とや【鳥屋、塒、(鶏の場合の当て字):鶏舎、鶏屋】
- 鳥類を飼うための小屋、鳥小屋。特に鷹を飼う小屋。
- すると、ふいに、鳥屋のなかで、一羽の鵞鳥がけたゝましく鳴いたかと思ふと、たくさんの鵞鳥がいちどに、があがあ鳴きだしました。(豊島与志雄 『エミリアンの旅』)
- 室へ帰る時、二階へ通う梯子段の下の土間を通ったら、鳥屋の中で鷄がカサコソとまだ寝付かれぬらしく、ククーと淋しげに鳴いていた。(寺田寅彦 『嵐』)

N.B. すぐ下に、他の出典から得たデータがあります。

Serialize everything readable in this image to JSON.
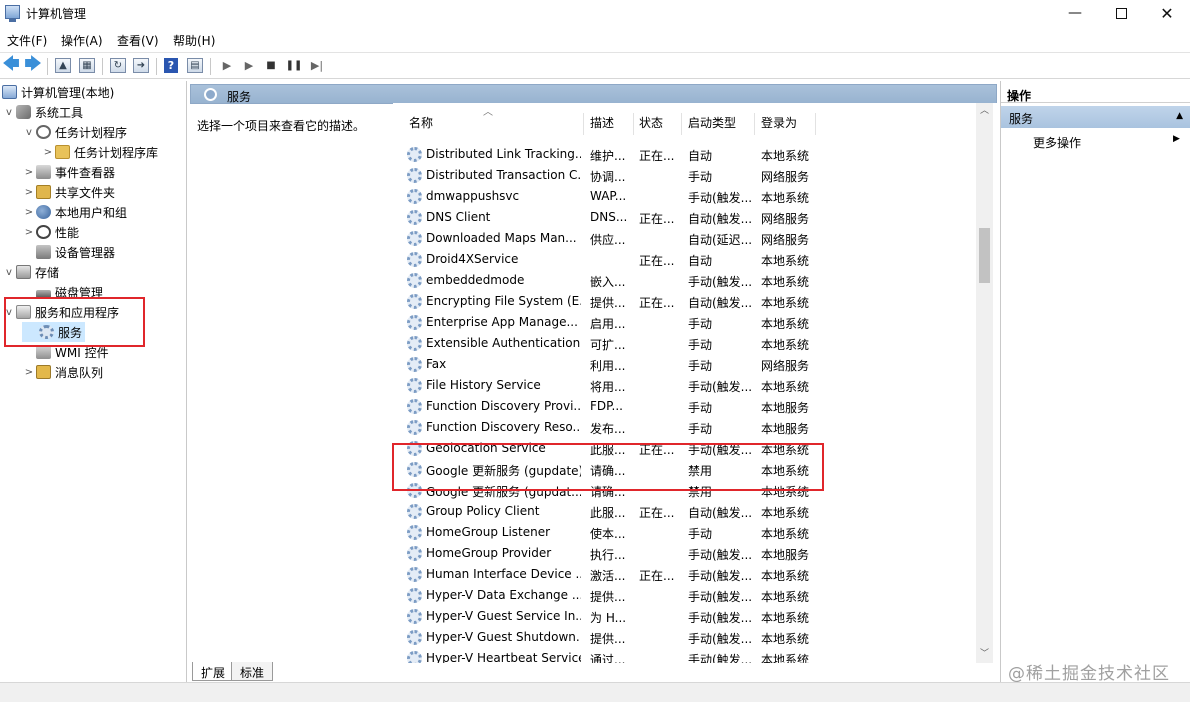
{
  "window": {
    "title": "计算机管理",
    "minimize": "—",
    "close": "✕"
  },
  "menu": [
    "文件(F)",
    "操作(A)",
    "查看(V)",
    "帮助(H)"
  ],
  "toolbar": {
    "back": "🡄",
    "forward": "🡆",
    "help": "?"
  },
  "tree": [
    {
      "label": "计算机管理(本地)",
      "icon": "computer-icon",
      "level": 0,
      "chev": ""
    },
    {
      "label": "系统工具",
      "icon": "tools-icon",
      "level": 1,
      "chev": "v"
    },
    {
      "label": "任务计划程序",
      "icon": "clock-icon",
      "level": 2,
      "chev": "v"
    },
    {
      "label": "任务计划程序库",
      "icon": "folder-icon",
      "level": 3,
      "chev": ">"
    },
    {
      "label": "事件查看器",
      "icon": "event-viewer-icon",
      "level": 2,
      "chev": ">"
    },
    {
      "label": "共享文件夹",
      "icon": "shared-folder-icon",
      "level": 2,
      "chev": ">"
    },
    {
      "label": "本地用户和组",
      "icon": "users-icon",
      "level": 2,
      "chev": ">"
    },
    {
      "label": "性能",
      "icon": "performance-icon",
      "level": 2,
      "chev": ">"
    },
    {
      "label": "设备管理器",
      "icon": "device-manager-icon",
      "level": 2,
      "chev": ""
    },
    {
      "label": "存储",
      "icon": "storage-icon",
      "level": 1,
      "chev": "v"
    },
    {
      "label": "磁盘管理",
      "icon": "disk-icon",
      "level": 2,
      "chev": ""
    },
    {
      "label": "服务和应用程序",
      "icon": "services-apps-icon",
      "level": 1,
      "chev": "v"
    },
    {
      "label": "服务",
      "icon": "gear-icon",
      "level": 2,
      "chev": "",
      "selected": true
    },
    {
      "label": "WMI 控件",
      "icon": "wmi-icon",
      "level": 2,
      "chev": ""
    },
    {
      "label": "消息队列",
      "icon": "message-queue-icon",
      "level": 2,
      "chev": ">"
    }
  ],
  "center": {
    "header": "服务",
    "description": "选择一个项目来查看它的描述。",
    "columns": [
      "名称",
      "描述",
      "状态",
      "启动类型",
      "登录为"
    ],
    "rows": [
      [
        "Distributed Link Tracking...",
        "维护...",
        "正在...",
        "自动",
        "本地系统"
      ],
      [
        "Distributed Transaction C...",
        "协调...",
        "",
        "手动",
        "网络服务"
      ],
      [
        "dmwappushsvc",
        "WAP...",
        "",
        "手动(触发...",
        "本地系统"
      ],
      [
        "DNS Client",
        "DNS...",
        "正在...",
        "自动(触发...",
        "网络服务"
      ],
      [
        "Downloaded Maps Man...",
        "供应...",
        "",
        "自动(延迟...",
        "网络服务"
      ],
      [
        "Droid4XService",
        "",
        "正在...",
        "自动",
        "本地系统"
      ],
      [
        "embeddedmode",
        "嵌入...",
        "",
        "手动(触发...",
        "本地系统"
      ],
      [
        "Encrypting File System (E...",
        "提供...",
        "正在...",
        "自动(触发...",
        "本地系统"
      ],
      [
        "Enterprise App Manage...",
        "启用...",
        "",
        "手动",
        "本地系统"
      ],
      [
        "Extensible Authentication...",
        "可扩...",
        "",
        "手动",
        "本地系统"
      ],
      [
        "Fax",
        "利用...",
        "",
        "手动",
        "网络服务"
      ],
      [
        "File History Service",
        "将用...",
        "",
        "手动(触发...",
        "本地系统"
      ],
      [
        "Function Discovery Provi...",
        "FDP...",
        "",
        "手动",
        "本地服务"
      ],
      [
        "Function Discovery Reso...",
        "发布...",
        "",
        "手动",
        "本地服务"
      ],
      [
        "Geolocation Service",
        "此服...",
        "正在...",
        "手动(触发...",
        "本地系统"
      ],
      [
        "Google 更新服务 (gupdate)",
        "请确...",
        "",
        "禁用",
        "本地系统"
      ],
      [
        "Google 更新服务 (gupdat...",
        "请确...",
        "",
        "禁用",
        "本地系统"
      ],
      [
        "Group Policy Client",
        "此服...",
        "正在...",
        "自动(触发...",
        "本地系统"
      ],
      [
        "HomeGroup Listener",
        "使本...",
        "",
        "手动",
        "本地系统"
      ],
      [
        "HomeGroup Provider",
        "执行...",
        "",
        "手动(触发...",
        "本地服务"
      ],
      [
        "Human Interface Device ...",
        "激活...",
        "正在...",
        "手动(触发...",
        "本地系统"
      ],
      [
        "Hyper-V Data Exchange ...",
        "提供...",
        "",
        "手动(触发...",
        "本地系统"
      ],
      [
        "Hyper-V Guest Service In...",
        "为 H...",
        "",
        "手动(触发...",
        "本地系统"
      ],
      [
        "Hyper-V Guest Shutdown...",
        "提供...",
        "",
        "手动(触发...",
        "本地系统"
      ],
      [
        "Hyper-V Heartbeat Service",
        "通过...",
        "",
        "手动(触发...",
        "本地系统"
      ]
    ],
    "tabs": [
      "扩展",
      "标准"
    ]
  },
  "actions": {
    "title": "操作",
    "section": "服务",
    "more": "更多操作"
  },
  "watermark": "@稀土掘金技术社区"
}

- 猫は、彼等が寝た後まで土間や、床の下やでうろ/\していた。追っても追っても外へ出て行かなかった。これでも屋内の方が暖いらしい。……大方眠りつこうとしていると、不意に土間の隅に設けてある鶏舎のミノルカがコツコツコと騒ぎだした。(黒島傳治『老夫婦』)
- (語義1に籠もることから)鷹の羽が冬から夏にかけ生え変わること、鷹の年齢表示にも用いる。
- (語義2から)遊女が梅毒で毛が抜け落ちる様。梅毒。
- 歌舞伎の舞台で花道前の控えの小部屋。
- 鳥を捕らえるために人がこもる小屋。
- ちょうど鳥屋のさかりのころで、木曾名物の小鳥でも焼こうと言ってくれるのもそこの主人だ。(島崎藤村『夜明け前』)
とや(内容・引用の格助詞「と」+反語の係助詞「や」)
- ~とでも言うのであろうか。